When using the drug simultaneously with drugs that are inducers of microsomal liver enzymes (for example, barbiturates, ethanol, anticonvulsants, rifampicin, isoniazid, anticoagulants, zidovudine, amoxicillin + clavulanic acid, phenylbutazone, tricyclic antidepressants), caution should be exercised.
Flumecinol, butadione, preparations of St. John's wort perfume increase the production of hydroxylated active metabolites, causing the possibility of developing severe liver damage in case of an overdose of paracetamol (5 g and above).
With the combined use of paracetamol and chloramphenicol, the time of chloramphenicol elimination is increased by a factor of 5, which increases the risk of chloramphenicol poisoning.
Metoclopramide and domperidone increase, and colestramine reduces the rate of absorption of paracetamol.
Paracetamol reduces the effectiveness of uricosuric medicines.
Long-term use of barbiturates reduces the effectiveness of paracetamol.
MONOs should be monitored during and after the concurrent use of paracetamol (especially at high doses and / or for a long time) and indirect anticoagulants (eg, warfarin), as paracetamol when taken in a dose of 4 g for at least 4 days can enhance the effect of indirect anticoagulants. Irregular reception of paracetamol does not have a significant effect on the effects of anticoagulants.
Alcohol contributes to the development of acute pancreatitis.
Inhibitors of microsomal oxidation (including cimetidine) reduce the risk of hepatotoxic effects.
Long-term combined use of paracetamol and other non-steroidal anti-inflammatory drugs increases the risk of developing "analgesic" nephropathy and renal papillary necrosis, the onset of the terminal stage of renal failure.
Simultaneous long-term administration of paracetamol in high doses and salicylates increases the risk of developing kidney or bladder cancer.

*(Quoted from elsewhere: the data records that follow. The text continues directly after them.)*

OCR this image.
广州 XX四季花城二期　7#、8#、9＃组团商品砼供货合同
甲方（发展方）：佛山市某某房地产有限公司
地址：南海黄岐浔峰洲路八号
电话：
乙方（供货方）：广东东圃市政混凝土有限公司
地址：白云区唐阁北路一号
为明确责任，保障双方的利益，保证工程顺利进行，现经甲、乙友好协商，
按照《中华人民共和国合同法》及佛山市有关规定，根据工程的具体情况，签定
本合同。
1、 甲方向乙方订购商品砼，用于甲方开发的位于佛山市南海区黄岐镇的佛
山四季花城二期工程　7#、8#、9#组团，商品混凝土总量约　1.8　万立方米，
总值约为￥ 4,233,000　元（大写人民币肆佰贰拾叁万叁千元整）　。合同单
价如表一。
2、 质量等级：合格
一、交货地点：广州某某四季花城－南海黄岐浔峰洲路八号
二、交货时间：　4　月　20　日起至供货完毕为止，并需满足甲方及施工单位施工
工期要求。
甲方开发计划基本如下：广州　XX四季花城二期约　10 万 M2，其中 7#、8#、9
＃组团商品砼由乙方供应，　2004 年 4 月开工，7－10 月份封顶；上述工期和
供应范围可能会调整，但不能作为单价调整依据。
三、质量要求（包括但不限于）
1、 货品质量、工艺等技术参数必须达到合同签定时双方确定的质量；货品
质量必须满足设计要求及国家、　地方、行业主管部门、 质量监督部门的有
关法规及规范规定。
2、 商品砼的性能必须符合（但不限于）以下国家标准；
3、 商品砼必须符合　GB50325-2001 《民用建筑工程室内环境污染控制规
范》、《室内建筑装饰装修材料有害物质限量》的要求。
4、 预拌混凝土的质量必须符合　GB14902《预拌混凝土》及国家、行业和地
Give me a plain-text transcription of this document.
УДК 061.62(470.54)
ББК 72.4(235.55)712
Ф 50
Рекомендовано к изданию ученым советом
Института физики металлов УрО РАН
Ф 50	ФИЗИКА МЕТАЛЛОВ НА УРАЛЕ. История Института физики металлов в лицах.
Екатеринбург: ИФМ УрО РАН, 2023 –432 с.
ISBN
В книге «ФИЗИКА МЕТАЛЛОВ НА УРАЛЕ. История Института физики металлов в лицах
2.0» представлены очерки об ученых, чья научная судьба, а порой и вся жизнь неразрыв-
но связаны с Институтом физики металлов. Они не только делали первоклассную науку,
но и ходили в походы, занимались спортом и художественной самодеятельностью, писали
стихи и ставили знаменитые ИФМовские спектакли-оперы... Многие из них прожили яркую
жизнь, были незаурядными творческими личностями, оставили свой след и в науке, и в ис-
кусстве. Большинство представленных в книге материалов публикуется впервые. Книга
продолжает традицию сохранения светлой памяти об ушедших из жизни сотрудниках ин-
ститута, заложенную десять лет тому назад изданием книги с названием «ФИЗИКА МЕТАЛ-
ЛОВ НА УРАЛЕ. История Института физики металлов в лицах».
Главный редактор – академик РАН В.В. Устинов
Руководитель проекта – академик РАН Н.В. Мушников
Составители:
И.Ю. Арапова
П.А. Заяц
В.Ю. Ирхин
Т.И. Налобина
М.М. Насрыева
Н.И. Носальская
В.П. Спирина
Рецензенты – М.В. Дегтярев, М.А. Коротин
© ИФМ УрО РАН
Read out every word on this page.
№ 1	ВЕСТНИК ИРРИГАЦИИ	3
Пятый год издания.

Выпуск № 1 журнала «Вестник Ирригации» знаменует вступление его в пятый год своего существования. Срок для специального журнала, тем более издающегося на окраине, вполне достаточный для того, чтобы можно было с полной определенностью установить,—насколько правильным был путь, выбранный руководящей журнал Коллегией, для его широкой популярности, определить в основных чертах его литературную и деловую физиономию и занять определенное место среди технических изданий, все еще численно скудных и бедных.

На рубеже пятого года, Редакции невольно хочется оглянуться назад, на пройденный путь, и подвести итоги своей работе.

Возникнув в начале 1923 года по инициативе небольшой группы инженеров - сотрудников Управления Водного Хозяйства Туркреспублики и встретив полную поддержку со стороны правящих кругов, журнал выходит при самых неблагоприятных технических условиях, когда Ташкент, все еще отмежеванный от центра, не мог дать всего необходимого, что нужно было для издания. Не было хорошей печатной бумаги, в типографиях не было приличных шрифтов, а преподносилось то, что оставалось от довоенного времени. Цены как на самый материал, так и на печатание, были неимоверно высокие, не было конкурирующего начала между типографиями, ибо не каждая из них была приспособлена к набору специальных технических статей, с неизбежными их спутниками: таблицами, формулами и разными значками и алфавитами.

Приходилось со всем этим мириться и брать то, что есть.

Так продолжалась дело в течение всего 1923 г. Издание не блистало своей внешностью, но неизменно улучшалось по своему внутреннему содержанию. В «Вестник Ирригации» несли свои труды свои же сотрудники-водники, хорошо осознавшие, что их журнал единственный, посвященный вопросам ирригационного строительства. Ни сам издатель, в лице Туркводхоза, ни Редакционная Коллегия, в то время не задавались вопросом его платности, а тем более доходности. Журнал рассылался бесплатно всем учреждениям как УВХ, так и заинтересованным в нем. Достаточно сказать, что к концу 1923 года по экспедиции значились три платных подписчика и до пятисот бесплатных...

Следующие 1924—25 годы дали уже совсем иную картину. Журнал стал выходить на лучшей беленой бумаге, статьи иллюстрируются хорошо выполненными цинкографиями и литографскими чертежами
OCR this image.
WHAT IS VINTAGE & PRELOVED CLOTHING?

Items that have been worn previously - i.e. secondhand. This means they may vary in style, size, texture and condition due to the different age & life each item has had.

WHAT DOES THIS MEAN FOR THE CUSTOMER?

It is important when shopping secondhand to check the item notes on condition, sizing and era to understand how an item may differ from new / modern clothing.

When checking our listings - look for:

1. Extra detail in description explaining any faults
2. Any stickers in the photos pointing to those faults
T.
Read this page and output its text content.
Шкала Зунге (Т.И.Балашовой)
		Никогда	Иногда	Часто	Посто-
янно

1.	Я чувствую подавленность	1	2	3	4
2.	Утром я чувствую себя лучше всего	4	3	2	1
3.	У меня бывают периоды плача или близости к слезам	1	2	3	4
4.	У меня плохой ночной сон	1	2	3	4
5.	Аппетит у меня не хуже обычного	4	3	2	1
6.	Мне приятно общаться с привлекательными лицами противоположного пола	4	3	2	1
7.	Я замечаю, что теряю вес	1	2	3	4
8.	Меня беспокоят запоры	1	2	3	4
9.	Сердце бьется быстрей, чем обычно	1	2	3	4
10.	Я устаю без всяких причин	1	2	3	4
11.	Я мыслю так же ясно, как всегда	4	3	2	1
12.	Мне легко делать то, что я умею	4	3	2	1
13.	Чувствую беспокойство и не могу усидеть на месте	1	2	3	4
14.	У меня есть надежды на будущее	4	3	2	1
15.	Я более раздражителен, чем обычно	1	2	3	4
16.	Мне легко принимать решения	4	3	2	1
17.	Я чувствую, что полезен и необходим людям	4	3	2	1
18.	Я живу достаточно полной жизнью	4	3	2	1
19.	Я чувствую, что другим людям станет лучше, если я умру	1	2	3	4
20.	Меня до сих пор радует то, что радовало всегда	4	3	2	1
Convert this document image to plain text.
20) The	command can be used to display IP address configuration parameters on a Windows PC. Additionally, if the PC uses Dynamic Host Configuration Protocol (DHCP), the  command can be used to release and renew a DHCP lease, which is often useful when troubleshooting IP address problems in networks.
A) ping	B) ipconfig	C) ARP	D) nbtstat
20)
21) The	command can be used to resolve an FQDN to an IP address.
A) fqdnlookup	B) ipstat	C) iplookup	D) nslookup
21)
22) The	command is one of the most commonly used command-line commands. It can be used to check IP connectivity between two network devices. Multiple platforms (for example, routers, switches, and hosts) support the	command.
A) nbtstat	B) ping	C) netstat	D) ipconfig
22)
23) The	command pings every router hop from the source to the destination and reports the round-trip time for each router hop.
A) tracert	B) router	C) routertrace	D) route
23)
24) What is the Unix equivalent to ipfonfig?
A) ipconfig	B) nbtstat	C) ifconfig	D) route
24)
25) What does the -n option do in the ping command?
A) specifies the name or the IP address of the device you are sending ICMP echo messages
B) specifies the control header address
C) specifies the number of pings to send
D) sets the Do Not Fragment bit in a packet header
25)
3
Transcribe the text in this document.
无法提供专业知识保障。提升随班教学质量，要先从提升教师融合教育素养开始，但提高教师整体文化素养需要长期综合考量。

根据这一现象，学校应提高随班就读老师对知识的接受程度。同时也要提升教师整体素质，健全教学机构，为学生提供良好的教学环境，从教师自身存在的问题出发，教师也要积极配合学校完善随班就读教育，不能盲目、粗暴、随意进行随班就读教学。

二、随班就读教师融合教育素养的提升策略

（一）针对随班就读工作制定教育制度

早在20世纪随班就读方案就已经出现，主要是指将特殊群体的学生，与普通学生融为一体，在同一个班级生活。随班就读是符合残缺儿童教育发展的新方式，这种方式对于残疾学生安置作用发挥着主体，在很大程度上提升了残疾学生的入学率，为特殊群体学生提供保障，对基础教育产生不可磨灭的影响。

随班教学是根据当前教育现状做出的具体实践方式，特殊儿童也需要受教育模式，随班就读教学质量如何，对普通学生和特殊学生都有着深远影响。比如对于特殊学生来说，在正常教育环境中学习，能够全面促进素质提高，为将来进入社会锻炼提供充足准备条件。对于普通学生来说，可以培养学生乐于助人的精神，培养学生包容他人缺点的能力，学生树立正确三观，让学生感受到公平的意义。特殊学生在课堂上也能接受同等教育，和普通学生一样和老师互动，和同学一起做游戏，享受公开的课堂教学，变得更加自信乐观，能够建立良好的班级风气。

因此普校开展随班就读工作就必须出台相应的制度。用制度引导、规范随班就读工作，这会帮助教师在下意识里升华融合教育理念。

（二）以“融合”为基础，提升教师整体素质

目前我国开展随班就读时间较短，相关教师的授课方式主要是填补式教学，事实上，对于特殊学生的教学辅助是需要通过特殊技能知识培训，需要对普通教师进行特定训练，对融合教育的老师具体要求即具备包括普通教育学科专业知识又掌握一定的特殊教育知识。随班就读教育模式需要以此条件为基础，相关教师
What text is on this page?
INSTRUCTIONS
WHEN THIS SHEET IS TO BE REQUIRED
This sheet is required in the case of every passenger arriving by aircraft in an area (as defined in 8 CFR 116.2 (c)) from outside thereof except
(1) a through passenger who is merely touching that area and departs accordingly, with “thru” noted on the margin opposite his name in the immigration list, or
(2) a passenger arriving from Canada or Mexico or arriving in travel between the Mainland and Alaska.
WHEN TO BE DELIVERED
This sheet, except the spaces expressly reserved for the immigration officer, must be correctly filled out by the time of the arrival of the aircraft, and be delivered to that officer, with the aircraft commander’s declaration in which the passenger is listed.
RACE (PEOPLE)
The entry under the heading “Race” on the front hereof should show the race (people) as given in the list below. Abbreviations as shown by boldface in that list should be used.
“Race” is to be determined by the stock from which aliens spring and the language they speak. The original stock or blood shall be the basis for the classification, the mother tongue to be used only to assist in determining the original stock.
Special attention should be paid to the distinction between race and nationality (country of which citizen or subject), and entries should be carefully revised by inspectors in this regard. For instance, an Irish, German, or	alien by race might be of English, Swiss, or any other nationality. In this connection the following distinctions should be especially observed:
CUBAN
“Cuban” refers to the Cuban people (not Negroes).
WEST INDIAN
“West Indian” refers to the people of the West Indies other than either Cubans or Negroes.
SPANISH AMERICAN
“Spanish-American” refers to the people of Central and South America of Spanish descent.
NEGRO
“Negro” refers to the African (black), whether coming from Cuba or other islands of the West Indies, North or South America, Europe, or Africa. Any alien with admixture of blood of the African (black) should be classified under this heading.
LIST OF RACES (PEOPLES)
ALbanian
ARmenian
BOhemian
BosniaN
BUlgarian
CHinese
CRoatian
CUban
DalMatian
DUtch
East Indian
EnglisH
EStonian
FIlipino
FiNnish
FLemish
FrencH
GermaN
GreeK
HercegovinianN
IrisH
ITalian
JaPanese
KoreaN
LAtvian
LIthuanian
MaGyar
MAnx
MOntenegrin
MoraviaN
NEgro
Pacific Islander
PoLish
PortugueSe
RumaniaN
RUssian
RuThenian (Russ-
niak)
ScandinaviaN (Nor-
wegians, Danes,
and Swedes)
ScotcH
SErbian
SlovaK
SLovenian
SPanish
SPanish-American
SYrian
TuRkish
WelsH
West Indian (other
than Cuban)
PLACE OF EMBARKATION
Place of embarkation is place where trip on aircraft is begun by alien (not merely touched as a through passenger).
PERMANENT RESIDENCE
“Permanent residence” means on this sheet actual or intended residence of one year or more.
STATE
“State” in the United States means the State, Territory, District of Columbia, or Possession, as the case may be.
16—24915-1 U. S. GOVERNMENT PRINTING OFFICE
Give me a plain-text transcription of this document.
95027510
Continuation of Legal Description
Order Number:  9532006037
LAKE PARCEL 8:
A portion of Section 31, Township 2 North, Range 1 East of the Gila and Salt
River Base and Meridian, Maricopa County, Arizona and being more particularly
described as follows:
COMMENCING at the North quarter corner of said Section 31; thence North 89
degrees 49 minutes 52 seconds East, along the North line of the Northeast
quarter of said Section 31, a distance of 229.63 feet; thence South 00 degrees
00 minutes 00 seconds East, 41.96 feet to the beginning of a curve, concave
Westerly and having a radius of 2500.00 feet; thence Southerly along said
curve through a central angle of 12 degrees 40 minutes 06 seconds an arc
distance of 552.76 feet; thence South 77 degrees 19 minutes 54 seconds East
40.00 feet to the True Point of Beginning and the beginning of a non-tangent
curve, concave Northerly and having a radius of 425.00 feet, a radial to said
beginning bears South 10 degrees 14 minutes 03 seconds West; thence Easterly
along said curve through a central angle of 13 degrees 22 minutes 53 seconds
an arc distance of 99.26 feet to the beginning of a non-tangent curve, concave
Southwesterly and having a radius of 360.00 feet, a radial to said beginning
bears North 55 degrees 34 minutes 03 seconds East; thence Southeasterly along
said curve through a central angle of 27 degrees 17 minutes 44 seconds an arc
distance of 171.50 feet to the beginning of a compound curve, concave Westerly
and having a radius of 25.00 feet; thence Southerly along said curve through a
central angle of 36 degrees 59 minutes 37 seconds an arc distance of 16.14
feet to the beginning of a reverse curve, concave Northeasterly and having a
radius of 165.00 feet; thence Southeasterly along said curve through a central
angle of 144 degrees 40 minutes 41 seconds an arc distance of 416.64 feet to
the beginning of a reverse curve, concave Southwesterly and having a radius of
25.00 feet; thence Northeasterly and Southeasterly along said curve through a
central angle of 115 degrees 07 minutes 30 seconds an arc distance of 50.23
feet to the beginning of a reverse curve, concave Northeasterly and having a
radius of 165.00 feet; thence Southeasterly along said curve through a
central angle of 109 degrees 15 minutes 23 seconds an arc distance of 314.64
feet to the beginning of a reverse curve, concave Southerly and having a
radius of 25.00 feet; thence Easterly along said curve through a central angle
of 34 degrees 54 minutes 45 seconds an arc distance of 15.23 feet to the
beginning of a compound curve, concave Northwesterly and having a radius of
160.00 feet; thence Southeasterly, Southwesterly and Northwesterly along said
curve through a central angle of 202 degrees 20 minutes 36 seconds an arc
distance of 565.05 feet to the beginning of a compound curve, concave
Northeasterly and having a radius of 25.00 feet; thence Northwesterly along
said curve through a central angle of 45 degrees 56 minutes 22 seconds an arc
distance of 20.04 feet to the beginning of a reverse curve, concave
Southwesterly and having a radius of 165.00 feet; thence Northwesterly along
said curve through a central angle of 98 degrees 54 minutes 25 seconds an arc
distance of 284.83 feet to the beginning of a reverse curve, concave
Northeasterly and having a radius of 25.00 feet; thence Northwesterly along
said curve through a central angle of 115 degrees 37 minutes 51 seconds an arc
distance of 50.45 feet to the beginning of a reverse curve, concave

Difflunisal increases plasma concentration paracetamol by 50% - risk of developing hepatotoxicity.
Myelotoxic drugs enhance the manifestation of hematotoxicity of paracetamol.
Phenytoin reduces the effectiveness of paracetamol and increases the risk of hepatotoxicity.
Patients receiving phenytoin, frequent use of paracetamol should be avoided, especially in high doses.
Probenecid almost halves the clearance of paracetamol, inhibiting the process of its conjugation with glucuronic acid.
With a simultaneous appointment, consideration should be given to reducing the dose of paracetamol.